Mónica García ne précise pas ce qui arrivera aux communautés qui n'imposent pas les masques obligatoires dans les centres de santé : « Chance dans la vie »

La ministre de la Santé, Mónica García (A. Pérez Meca / Europa Press)

Le port du masque sera obligatoire à partir de ce mercredi dans tous les centres de santé afin d'atténuer les effets du rebond des cas d'infections respiratoires dans le système de santé. Cependant, la ministre de la Santé, Mónica García, n'a pas précisé ce qui arriverait aux communautés qui résistent à l'imposition de cette mesure. Une décision qui a été annoncée malgré l'absence d'accord avec les autonomies lors de la réunion du Conseil interterritorial du système national de santé (CISNS).
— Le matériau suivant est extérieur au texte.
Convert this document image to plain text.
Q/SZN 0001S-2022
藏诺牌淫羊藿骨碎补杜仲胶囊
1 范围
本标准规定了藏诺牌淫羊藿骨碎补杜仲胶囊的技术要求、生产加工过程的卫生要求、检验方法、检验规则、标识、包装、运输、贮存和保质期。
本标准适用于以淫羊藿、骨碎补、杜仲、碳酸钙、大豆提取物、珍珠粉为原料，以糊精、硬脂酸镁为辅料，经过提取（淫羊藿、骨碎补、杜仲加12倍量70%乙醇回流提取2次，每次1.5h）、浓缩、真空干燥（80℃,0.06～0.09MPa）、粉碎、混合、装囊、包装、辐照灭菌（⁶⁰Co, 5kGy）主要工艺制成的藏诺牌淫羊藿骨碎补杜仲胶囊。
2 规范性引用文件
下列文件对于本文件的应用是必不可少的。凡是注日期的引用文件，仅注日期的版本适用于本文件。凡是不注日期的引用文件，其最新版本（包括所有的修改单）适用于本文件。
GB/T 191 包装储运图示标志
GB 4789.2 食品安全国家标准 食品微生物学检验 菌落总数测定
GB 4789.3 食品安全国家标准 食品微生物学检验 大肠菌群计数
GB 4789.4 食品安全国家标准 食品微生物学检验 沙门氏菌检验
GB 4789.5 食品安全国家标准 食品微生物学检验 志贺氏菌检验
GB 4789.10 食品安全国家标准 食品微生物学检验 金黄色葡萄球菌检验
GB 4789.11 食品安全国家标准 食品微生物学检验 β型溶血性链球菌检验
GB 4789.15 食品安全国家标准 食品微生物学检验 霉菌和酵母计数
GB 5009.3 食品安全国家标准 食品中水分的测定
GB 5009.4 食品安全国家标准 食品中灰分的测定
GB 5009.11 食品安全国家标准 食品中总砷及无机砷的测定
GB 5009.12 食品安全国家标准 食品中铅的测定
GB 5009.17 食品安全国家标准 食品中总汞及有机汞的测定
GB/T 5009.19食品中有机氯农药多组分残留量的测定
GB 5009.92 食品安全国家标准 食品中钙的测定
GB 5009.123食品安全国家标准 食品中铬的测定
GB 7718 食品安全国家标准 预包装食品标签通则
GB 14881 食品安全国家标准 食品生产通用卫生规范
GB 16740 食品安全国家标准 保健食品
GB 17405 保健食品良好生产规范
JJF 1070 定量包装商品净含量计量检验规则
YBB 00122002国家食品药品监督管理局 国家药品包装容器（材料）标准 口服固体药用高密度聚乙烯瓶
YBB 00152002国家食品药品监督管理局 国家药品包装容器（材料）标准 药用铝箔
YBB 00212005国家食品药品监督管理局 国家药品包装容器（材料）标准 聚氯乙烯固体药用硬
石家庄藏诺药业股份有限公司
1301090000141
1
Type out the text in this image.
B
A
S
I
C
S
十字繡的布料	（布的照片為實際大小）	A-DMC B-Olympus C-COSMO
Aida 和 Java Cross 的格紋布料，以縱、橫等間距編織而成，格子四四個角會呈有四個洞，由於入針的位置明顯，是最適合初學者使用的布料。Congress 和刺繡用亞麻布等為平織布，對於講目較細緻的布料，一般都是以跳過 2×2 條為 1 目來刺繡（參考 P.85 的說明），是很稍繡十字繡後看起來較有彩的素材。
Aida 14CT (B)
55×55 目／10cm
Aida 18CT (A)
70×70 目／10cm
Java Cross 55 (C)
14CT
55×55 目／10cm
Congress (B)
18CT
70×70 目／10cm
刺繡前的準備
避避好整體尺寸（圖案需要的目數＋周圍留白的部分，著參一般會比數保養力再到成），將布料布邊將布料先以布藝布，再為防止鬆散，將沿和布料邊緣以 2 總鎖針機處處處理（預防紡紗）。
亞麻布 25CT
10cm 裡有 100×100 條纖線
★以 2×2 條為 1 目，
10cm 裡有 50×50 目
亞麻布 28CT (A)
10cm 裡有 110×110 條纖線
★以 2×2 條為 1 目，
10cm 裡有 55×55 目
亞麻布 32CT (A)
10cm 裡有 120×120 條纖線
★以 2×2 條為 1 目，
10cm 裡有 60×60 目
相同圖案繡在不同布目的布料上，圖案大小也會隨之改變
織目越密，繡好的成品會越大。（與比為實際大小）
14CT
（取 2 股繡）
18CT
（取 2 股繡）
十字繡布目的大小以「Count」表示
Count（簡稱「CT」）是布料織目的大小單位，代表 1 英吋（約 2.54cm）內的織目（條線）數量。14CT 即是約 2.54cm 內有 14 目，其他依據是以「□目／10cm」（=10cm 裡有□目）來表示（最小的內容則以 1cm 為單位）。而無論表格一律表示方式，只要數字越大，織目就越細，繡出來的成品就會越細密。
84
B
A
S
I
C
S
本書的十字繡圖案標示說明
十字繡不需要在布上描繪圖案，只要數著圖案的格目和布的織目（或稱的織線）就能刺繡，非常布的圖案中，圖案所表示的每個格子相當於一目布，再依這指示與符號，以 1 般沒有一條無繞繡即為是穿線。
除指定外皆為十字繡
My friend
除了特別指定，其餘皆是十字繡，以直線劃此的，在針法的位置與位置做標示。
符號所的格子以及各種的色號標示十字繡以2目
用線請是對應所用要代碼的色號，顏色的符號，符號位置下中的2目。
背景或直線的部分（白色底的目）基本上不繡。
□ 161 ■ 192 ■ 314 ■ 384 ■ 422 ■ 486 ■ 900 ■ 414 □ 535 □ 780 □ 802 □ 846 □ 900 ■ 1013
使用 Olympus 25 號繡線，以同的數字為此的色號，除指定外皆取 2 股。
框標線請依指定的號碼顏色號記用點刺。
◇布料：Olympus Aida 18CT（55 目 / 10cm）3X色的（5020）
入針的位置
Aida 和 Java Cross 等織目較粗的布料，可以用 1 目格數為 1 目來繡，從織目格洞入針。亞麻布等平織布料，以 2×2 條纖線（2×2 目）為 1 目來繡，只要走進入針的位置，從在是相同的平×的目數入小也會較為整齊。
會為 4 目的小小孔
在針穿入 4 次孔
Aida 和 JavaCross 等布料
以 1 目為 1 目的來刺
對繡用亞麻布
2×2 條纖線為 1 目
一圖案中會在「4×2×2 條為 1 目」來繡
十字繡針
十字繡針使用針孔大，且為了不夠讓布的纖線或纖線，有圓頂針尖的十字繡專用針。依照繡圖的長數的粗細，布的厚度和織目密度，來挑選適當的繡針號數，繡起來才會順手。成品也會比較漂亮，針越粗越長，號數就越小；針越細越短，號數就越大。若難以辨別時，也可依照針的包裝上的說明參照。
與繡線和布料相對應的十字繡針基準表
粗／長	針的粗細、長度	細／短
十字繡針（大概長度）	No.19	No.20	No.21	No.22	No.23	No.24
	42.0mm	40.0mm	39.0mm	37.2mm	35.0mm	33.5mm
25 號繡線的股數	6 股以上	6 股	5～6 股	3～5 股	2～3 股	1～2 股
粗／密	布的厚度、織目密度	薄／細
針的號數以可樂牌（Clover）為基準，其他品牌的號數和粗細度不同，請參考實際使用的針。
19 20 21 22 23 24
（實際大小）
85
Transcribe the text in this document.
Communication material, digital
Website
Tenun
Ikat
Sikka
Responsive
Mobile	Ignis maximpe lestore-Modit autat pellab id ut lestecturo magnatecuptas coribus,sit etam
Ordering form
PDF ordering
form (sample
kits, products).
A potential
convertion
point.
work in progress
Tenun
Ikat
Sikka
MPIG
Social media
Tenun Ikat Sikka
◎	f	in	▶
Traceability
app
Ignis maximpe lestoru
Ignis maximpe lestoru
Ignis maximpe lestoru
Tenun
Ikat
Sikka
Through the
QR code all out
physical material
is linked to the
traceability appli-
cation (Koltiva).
Ainsi, la Santé dispose d'un délai de 48 heures pendant lequel les gouvernements régionaux pourront étudier la proposition qui a été mise sur la table et présenter les allégations qu'ils jugent appropriées. Une fois ce délai expiré, cette mesure sera adoptée suite aux dispositions de l'article 65 de la loi portant cohésion et qualité du système national de santé, qui permet la déclaration d'actions coordonnées en matière de santé publique.

Le responsable de la Santé a expliqué dans une interview à Cadena Ser : « D'ici mercredi, nous allons étudier les propositions et nous allons faire tout notre possible pour assurer la santé de la population. Si l’outil dont nous disposons est la déclaration d’actions coordonnées, nous l’utiliserons. Je pense que nous sommes suffisamment scientifiques et matures pour le faire. Il a une bonne réponse de la population. Je ne pense pas que ce soit vraiment un drame. C'est une mesure d'ordre fondamentale et simple. C’est l’un des outils que le ministère de la Santé a mis sur la table pour réduire le nombre d’infections grippales.

Au cours de la dernière semaine de décembre, a-t-il expliqué, il y a eu un rebond de la grippe qui a conduit à une incidence moyenne de 1.000 cas pour 100.000 habitants , ce qui a augmenté le nombre d'admissions et mis à rude épreuve le système de santé. "Nous ne pouvons pas permettre qu'une maladie saisonnière ait le même impact qu'une pandémie." Il a ajouté que la courbe est devenue beaucoup plus raide, même s'ils savent déjà ce qu'il faut faire. "Nous l'avons appris pendant la pandémie", a-t-il assuré.

Concernant la réunion du Conseil International, qui s'est conclue sans accord, il a déclaré : « Au Conseil Interterritorial, il a été déclaré que le PP devait se clarifier. Certaines communautés ont rendu les masques obligatoires dans les centres de santé. Certaines communautés étaient réticentes et d’autres ont admis que le masque était la solution. Le PP doit cesser de faire des contre-propositions . Si vous pouvez abandonner le déni... On parle de mettre le masque quand on va au centre de santé, je pense qu'on a appris pendant la pandémie."

Et s'ils refusent d'imposer la mesure

Ce qui n’a pas été précisé, c’est ce qui arrivera aux régions qui n’imposent pas de masques obligatoires dans les centres de santé. « Je pense que nous sommes suffisamment scientifiques et matures pour le faire. Il a une bonne réponse de la population. Je ne pense pas que ce soit vraiment un drame. C'est une mesure d'ordre fondamentale et simple» , a-t-il estimé.

Ce à quoi il a ajouté : « Quiconque veut jouer à cache-cache et avec la santé des gens, bonne chance dans la vie. On ne peut pas s'habituer à une épidémie comme la grippe, qui est saisonnière, on ne peut pas s'habituer à ce que cela entraîne la suspension des salles d'opération, le report des opérations chirurgicales, etc. Pendant la pandémie, nous avons appris quelque chose. Celui qui veut jouer à cache-cache avec la santé des citoyens, c'est son choix. Nous allons nous réunir avec les communautés pour coordonner les actions.